QUESTION: Le Stade Toulousain va recevoir Montpellier vendredi en match amical avec une jauge partielle de 5.000 spectateurs. Quel est votre sentiment alors que se profilent la réception de La Rochelle, le 12 septembre en Top 14, et surtout ce quart de finale européen face à l'Ulster, prévu le 20 au Stadium?

REPONSE: "C'est un sentiment paradoxal. Il n'y a pas eu de match à Toulouse depuis six mois et c'est un vrai plaisir de revoir jouer l'ensemble de l'équipe. D'un autre côté, la situation s'est tendue ce (jeudi) matin avec le passage en rouge du département et cela va nous contraindre de recevoir Montpellier avec une jauge partielle. Pour La Rochelle on demandera une dérogation si les chiffres de la circulation du virus nous le permettent. Concernant le quart de finale, je veux continuer d'y croire. On doit avoir cette ambition, ce n'est pas de l'utopie. Il faut faire baisser ce chiffre (de la circulation du virus, NDLR) et continuer d'y croire".

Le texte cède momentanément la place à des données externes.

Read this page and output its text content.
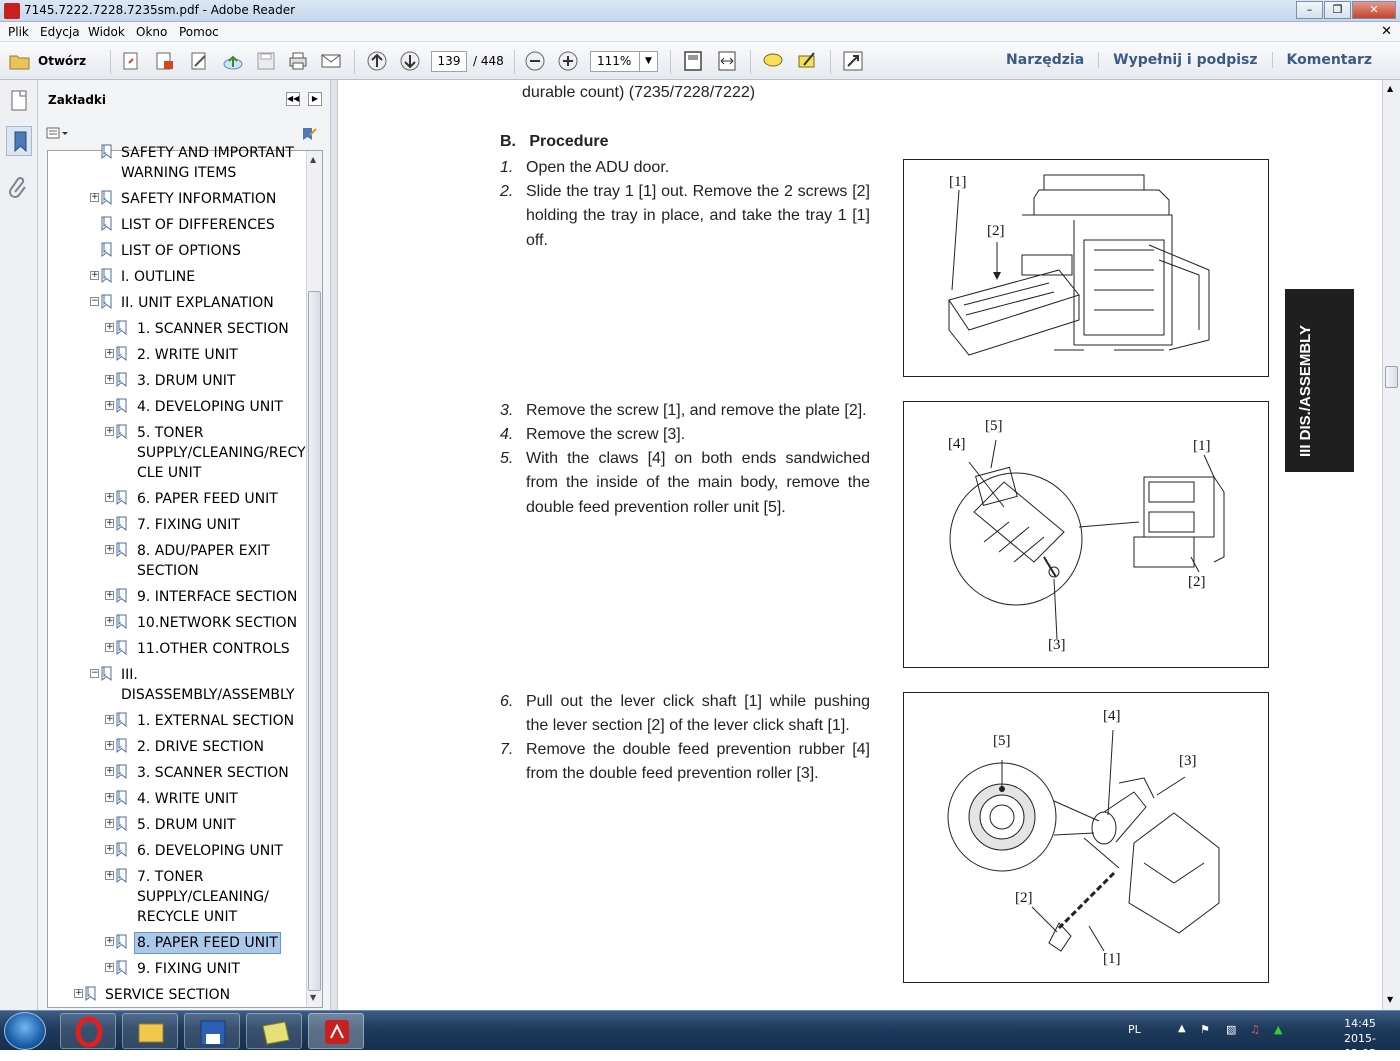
7145.7222.7228.7235sm.pdf - Adobe Reader	–	❐	✕
Plik Edycja Widok Okno Pomoc	✕
Otwórz	139	/ 448	111%	▼	Narzędzia	Wypełnij i podpisz	Komentarz
Zakładki	◀◀	▶
+ SERVICE SECTION
+ 9. FIXING UNIT
+ 8. PAPER FEED UNIT
+ 7. TONER
SUPPLY/CLEANING/
RECYCLE UNIT
+ 6. DEVELOPING UNIT
+ 5. DRUM UNIT
+ 4. WRITE UNIT
+ 3. SCANNER SECTION
+ 2. DRIVE SECTION
+ 1. EXTERNAL SECTION
− III.
DISASSEMBLY/ASSEMBLY
+ 11.OTHER CONTROLS
+ 10.NETWORK SECTION
+ 9. INTERFACE SECTION
+ 8. ADU/PAPER EXIT
SECTION
+ 7. FIXING UNIT
+ 6. PAPER FEED UNIT
+ 5. TONER
SUPPLY/CLEANING/RECY
CLE UNIT
+ 4. DEVELOPING UNIT
+ 3. DRUM UNIT
+ 2. WRITE UNIT
+ 1. SCANNER SECTION
− II. UNIT EXPLANATION
+ I. OUTLINE
LIST OF OPTIONS
LIST OF DIFFERENCES
+ SAFETY INFORMATION
SAFETY AND IMPORTANT
WARNING ITEMS
▲
▼
durable count) (7235/7228/7222)
B.   Procedure
1. Open the ADU door.
2. Slide the tray 1 [1] out. Remove the 2 screws [2] holding the tray in place, and take the tray 1 [1] off.
3. Remove the screw [1], and remove the plate [2].
4. Remove the screw [3].
5. With the claws [4] on both ends sandwiched from the inside of the main body, remove the double feed prevention roller unit [5].
6. Pull out the lever click shaft [1] while pushing the lever section [2] of the lever click shaft [1].
7. Remove the double feed prevention rubber [4] from the double feed prevention roller [3].
[1]
[2]
[5]
[4]	[1]
[2]
[3]
[4]
[5]
[3]
[2]
[1]
III DIS./ASSEMBLY
▲
▼
PL	▲ ⚑ ▧ ♫ ▲	14:45
2015-02-05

Q: Le possible report du match entre l'Union Bordeaux-Bègles et le Stade Français n'est-il pas un mauvais signe alors que la saison n'a pas encore débuté?

R: "On est pendu les uns et les autres à nos tests COVID que l'on doit produire. On a une certaine dose d'inquiétude chaque fois en attendant le résultat. Malheureursement, je pense que l'on va tous y passer. On est contraint de s'adapter à ces réglementations. On espère jouer un maximum de matches et éviter le plus possible les reports. Je suis certain que l'on rejouera un jour devant des stades pleins, même s'il faudra passer par des étapes avant".

Q: Économiquement, est-ce une situation viable à terme?

R: "Si nous restons avec des jauges partielles et sans aide de l'Etat, nous serons en grand danger. On a une audience avec le gouvernement mardi avec un certain nombre de présidents et de représentants de la Ligue pour évoquer ces sujets. On parle d'un manque à gagner de 30 millions d'euros pour une période de deux mois pour l'ensemble des clubs. Le quart de finale représente par exemple pour nous une recette de 1,1 million d'euros et un match de Top 14 avec une affluence normale c'est environ 300.000 euros. Avec des jauges partielles, le rugby est en danger de mort. Sans aide, on n'attendra pas trois mois pour mettre la clé sous la porte, malheureusement."